Les duels se succèdent sur un rythme soutenu, chacun arrachant des révélations aux personnages. Big Daddy contre Brick, à qui il tend une main ouverte, au-delà des préjugés et du contrat social, mais où Big Mamma est cruellement jetée. Pauvre petite bête percluse d’amour et d’admiration pour un monstre dominateur. Brick contre Maggie, folle d’amour pour son alcoolique, mais riche héritier potentiel. « On peut vivre pauvre étant jeune, mais vieux, il faut être riche. » Mae qui pousse son Gooper, le négligé, à tout faire pour rafler la succession. L’argent soulève des passions violentes où tous, sauf Brick apparemment, sont prêts à batailler ferme pour obtenir l’héritage de Big Daddy, condamné par un cancer qu’il ignore lui-même.
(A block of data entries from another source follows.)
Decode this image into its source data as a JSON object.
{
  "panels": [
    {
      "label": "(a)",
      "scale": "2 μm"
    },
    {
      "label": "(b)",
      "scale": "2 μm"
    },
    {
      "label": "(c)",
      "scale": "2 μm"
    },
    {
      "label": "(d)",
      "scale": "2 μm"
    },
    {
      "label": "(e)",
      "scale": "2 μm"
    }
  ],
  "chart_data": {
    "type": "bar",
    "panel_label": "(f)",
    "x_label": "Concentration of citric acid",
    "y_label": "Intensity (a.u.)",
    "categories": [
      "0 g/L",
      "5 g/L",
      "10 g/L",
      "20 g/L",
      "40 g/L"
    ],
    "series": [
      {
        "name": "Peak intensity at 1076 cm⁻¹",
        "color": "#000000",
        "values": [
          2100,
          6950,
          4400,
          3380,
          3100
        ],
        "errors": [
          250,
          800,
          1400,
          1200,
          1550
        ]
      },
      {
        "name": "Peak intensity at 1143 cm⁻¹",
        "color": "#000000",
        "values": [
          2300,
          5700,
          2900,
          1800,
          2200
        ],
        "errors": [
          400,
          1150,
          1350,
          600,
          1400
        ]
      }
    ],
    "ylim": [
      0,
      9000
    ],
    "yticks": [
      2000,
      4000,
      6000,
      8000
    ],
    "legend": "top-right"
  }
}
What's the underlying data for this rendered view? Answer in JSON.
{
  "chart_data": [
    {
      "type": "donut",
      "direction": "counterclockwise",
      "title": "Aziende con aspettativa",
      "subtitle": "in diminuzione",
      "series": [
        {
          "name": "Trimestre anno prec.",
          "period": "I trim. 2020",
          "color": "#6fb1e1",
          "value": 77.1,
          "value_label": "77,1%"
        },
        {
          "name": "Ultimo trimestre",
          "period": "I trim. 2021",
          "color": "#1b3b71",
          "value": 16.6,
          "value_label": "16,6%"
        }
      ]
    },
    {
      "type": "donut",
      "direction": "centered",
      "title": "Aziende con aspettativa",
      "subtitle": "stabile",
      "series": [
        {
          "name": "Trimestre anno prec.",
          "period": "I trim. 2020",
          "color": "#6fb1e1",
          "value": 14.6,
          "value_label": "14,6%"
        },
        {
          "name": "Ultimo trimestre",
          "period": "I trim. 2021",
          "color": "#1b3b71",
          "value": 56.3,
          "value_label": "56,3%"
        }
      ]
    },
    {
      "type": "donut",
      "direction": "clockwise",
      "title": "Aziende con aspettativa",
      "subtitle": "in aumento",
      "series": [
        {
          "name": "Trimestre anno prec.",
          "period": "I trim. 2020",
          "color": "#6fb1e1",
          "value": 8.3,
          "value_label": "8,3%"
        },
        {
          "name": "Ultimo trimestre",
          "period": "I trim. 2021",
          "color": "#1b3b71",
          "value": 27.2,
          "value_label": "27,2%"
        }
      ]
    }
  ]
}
De fait, nous assistons à une hécatombe d’où personne ne sort indemne. Mensonge, mesquinerie, jalousie, hypocrisie, veulerie… grand moment d’une psychologie des profondeurs pour âmes tordues. Le torchon brûle, mais on reste sur le qui-vive quant à la suite des choses : un nouveau mensonge vient brouiller les cartes, une grossesse de Maggie qui arrive à point nommé, le vieux couple qui s’en va vers la mort, le fils aîné rejeté, un petit monde éclate en morceaux.

Au soir de la première, on reste cependant sur son appétit avec les choix de la mise en scène, comme si les jeunes comédiens ne parvenaient pas à donner tout le poids qu’on attendrait de ces personnages fabuleux. Seul Patric Saucier parvient à donner à Big Daddy la densité qu’on lui connaît : l’ogre sans pitié envers ceux qu’il méprise (Big Mamma, son fils aîné, son épouse et leur progéniture), mais tendre et affectueux avec ceux qu’il aime (Brick et sa femme). Sophie Thibeault (Maggie) et Jean-René Moisan (Brick) jouent en parallèle et ne se rejoignent vraiment que tard dans la pièce. De même, la posture de Marie-Ginette Guay en une Big Mamma sans cervelle apparaît plutôt non crédible, ce qu’elle corrigera d’ailleurs en avançant au cœur du drame. Bref, on avait l’impression hier soir que la direction des comédiens manquait de mordant, ne parvenait pas à trouver la véracité des personnages.

Mais l’érotisme de Maggie, la férocité de Brick, la suffisance d’un Big Daddy maître absolu de son petit royaume, le courage discret de Big Mamma, et surtout la terrible joute entre Brick et son père, sont autant d’affleurements qui devraient cimenter cette production au fil du temps. La mise en scène de ce grand classique du théâtre états-unien est un véritable défi pour les comédiens et le metteur en scène. Donnons-leur quelque temps pour en faire surgir la saveur douce-amère qui lui manquait hier.

La chatte sur un toit brûlant

Texte de Tennessee Williams. Adaptation de René Dionne. Mise en scène de Maxim Robin. À la Bordée jusqu’au 9 mai 2015.